Mucosal IgA in pathogenesis. (A) IgA deficiency. In absence of IgA the intestinal microbiota is (1) less diverse and unbalanced. (2) IgM, and (3) IgG can be transported across the epithelium by associating with the pIgR or the neonatal Fc receptor (FcRn), respectively, to compensate IgA loss. Theoretically, IgM may be able to (4) neutralize viruses and (5) exclude infiltrated antigens.

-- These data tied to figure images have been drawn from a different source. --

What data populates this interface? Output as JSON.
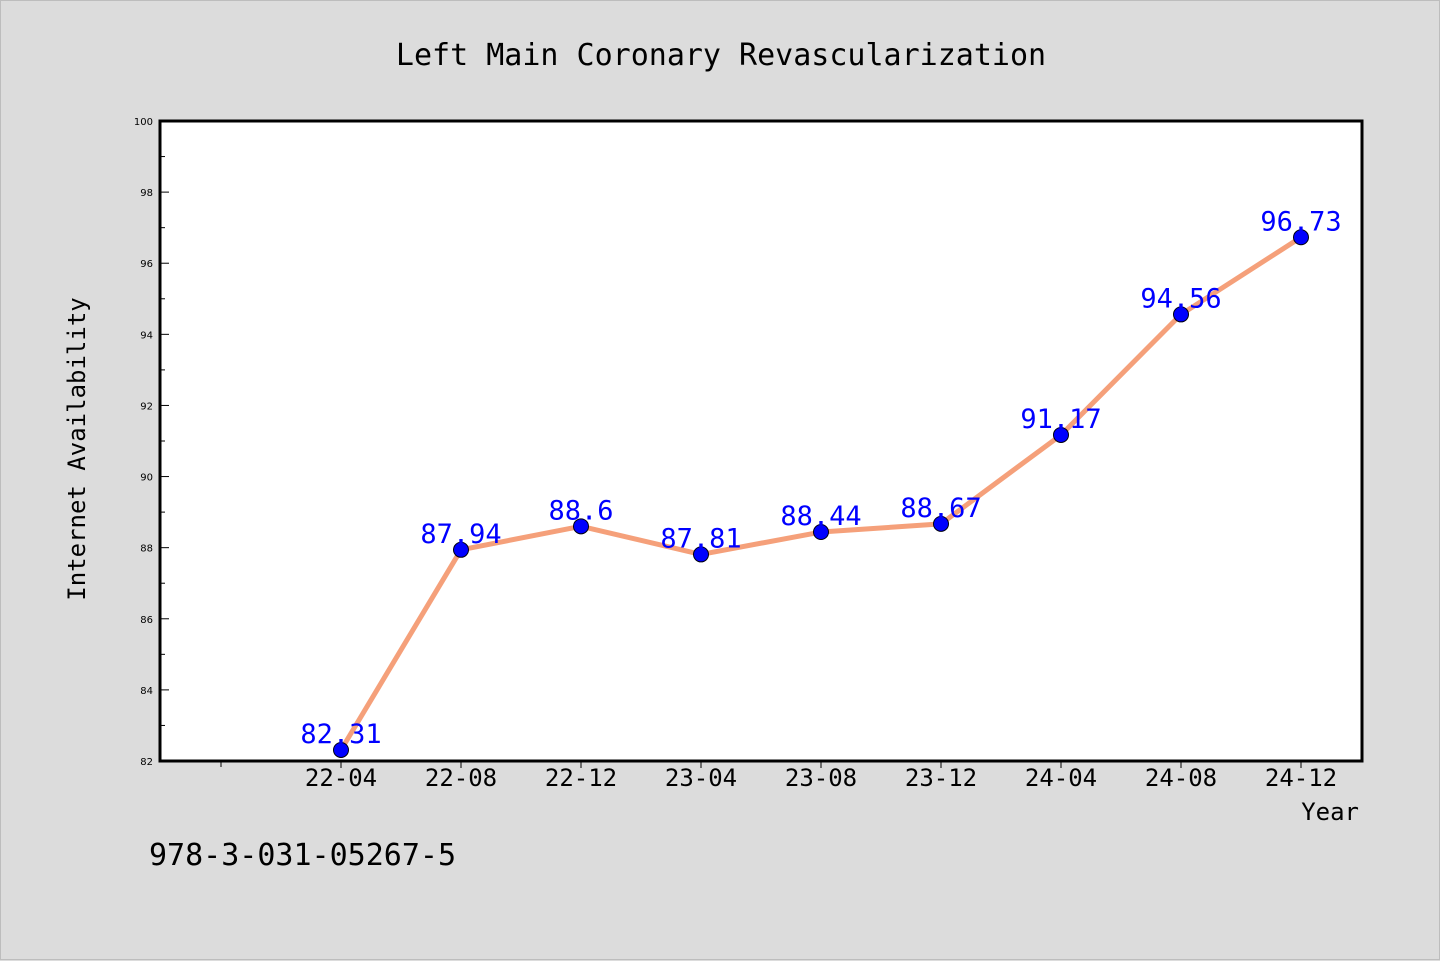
{
  "chart_data": {
    "type": "line",
    "title": "Left Main Coronary Revascularization",
    "xlabel": "Year",
    "ylabel": "Internet Availability",
    "categories": [
      "22-04",
      "22-08",
      "22-12",
      "23-04",
      "23-08",
      "23-12",
      "24-04",
      "24-08",
      "24-12"
    ],
    "values": [
      82.31,
      87.94,
      88.6,
      87.81,
      88.44,
      88.67,
      91.17,
      94.56,
      96.73
    ],
    "value_labels": [
      "82.31",
      "87.94",
      "88.6",
      "87.81",
      "88.44",
      "88.67",
      "91.17",
      "94.56",
      "96.73"
    ],
    "ylim": [
      82,
      100
    ],
    "yticks": [
      82,
      84,
      86,
      88,
      90,
      92,
      94,
      96,
      98,
      100
    ],
    "grid": false,
    "legend": "none",
    "colors": {
      "line": "#f5a07a",
      "marker": "#0000ff",
      "data_label": "#0000ff",
      "plot_background": "#ffffff",
      "page_background": "#dcdcdc"
    }
  },
  "footer": {
    "code": "978-3-031-05267-5"
  }
}
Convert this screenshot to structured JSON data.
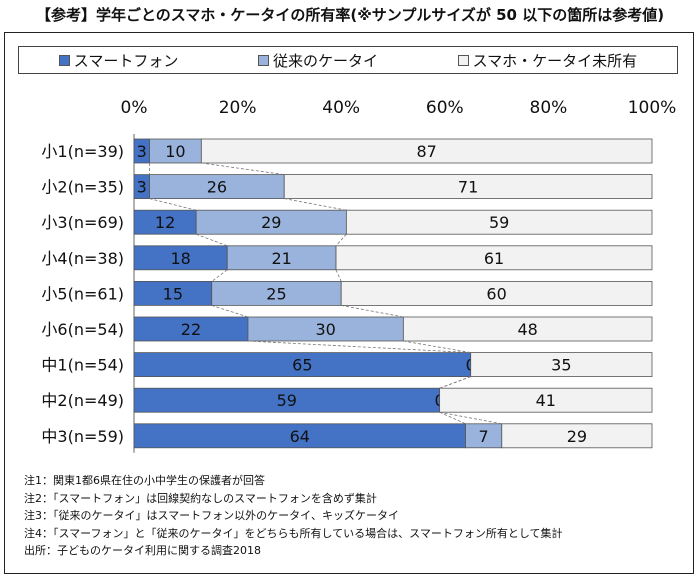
{
  "title": "【参考】学年ごとのスマホ・ケータイの所有率(※サンプルサイズが 50 以下の箇所は参考値)",
  "colors": {
    "smartphone": "#4472c4",
    "keitai": "#99b3dc",
    "none": "#f2f2f2",
    "border": "#555555"
  },
  "chart_data": {
    "type": "bar",
    "orientation": "horizontal",
    "stacked": true,
    "percent_axis": true,
    "xlim": [
      0,
      100
    ],
    "x_ticks": [
      "0%",
      "20%",
      "40%",
      "60%",
      "80%",
      "100%"
    ],
    "legend_position": "top",
    "categories": [
      "小1(n=39)",
      "小2(n=35)",
      "小3(n=69)",
      "小4(n=38)",
      "小5(n=61)",
      "小6(n=54)",
      "中1(n=54)",
      "中2(n=49)",
      "中3(n=59)"
    ],
    "series": [
      {
        "name": "スマートフォン",
        "values": [
          3,
          3,
          12,
          18,
          15,
          22,
          65,
          59,
          64
        ]
      },
      {
        "name": "従来のケータイ",
        "values": [
          10,
          26,
          29,
          21,
          25,
          30,
          0,
          0,
          7
        ]
      },
      {
        "name": "スマホ・ケータイ未所有",
        "values": [
          87,
          71,
          59,
          61,
          60,
          48,
          35,
          41,
          29
        ]
      }
    ]
  },
  "notes": [
    "注1：関東1都6県在住の小中学生の保護者が回答",
    "注2：「スマートフォン」は回線契約なしのスマートフォンを含めず集計",
    "注3：「従来のケータイ」はスマートフォン以外のケータイ、キッズケータイ",
    "注4：「スマーフォン」と「従来のケータイ」をどちらも所有している場合は、スマートフォン所有として集計",
    "出所：子どものケータイ利用に関する調査2018"
  ]
}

Sub epithelial DCs are not described to (6) sample IgM coated bacteria. (7) IgM-coated bacteria are not described to enter M cells. (8) Invaded IgM-coated pathogens are not recognized by FcαRI-expressing immune cells, resulting in less efficient pathogen elimination. (B) Celiac disease and gluten-associated diseases. (1) IgA-gliadin complexes bind to the transferrin receptor (TfR) and are retrotransported across the epithelium. (2) In the lamina propria deamidated gliadin is taken up by DCs and after processing (3) presented to T helper (Th) cells. (4) Th1 cell activation leads to the release of pro-inflammatory mediators (5) causing tissue damage. (6) Activated Th2 cells stimulate autoantibody production directed against gliadin and tissue transglutaminase by B cells. (7) Plasma cells produce autoantibodies which (8) can be detected in the circulation and form deposits with soluble FcαRI in the kidney resulting in damage (IgA nephropathy). (9) IgA anti-tissue transglutaminase forms complexes in the dermis, resulting in neutrophil activation and concomitant tissue damage (dermatitis herpetiformis). (C) IgA-FcαRI induced pathology. IgA immune complexes activate neutrophils by cross-linking FcαRI, resulting in release of LTB4 and enhanced neutrophil influx, which induces tissue damage as seen in the skin (LABD), vessels (IgA vasculitis), joints (RA), and potentially in colon (IBD).

Figure 4

IgA and FcαRI as therapeutic targets. (1) Enhanced IgA-FcαRI activation in IgA-associated autoimmune diseases is unwanted. Blocking IgA-FcαRI interactions by monoclonal antibodies or peptides may reduce tissue damage in these diseases. (2) Treatment with monomeric IgA or anti-FcαRI Fabs may induce ITAMi signaling thereby inhibiting IgG-induced phagocytosis and IgE-mediated allergic diseases. (3) To combat infections, administration of IgA (passive vaccination) or induction of IgA levels via active vaccination may result in enhanced protective immunity. (4) IgA monoclonal antibody therapy may result in efficient killing of tumor cells by activating FcαRI-expressing immune cells.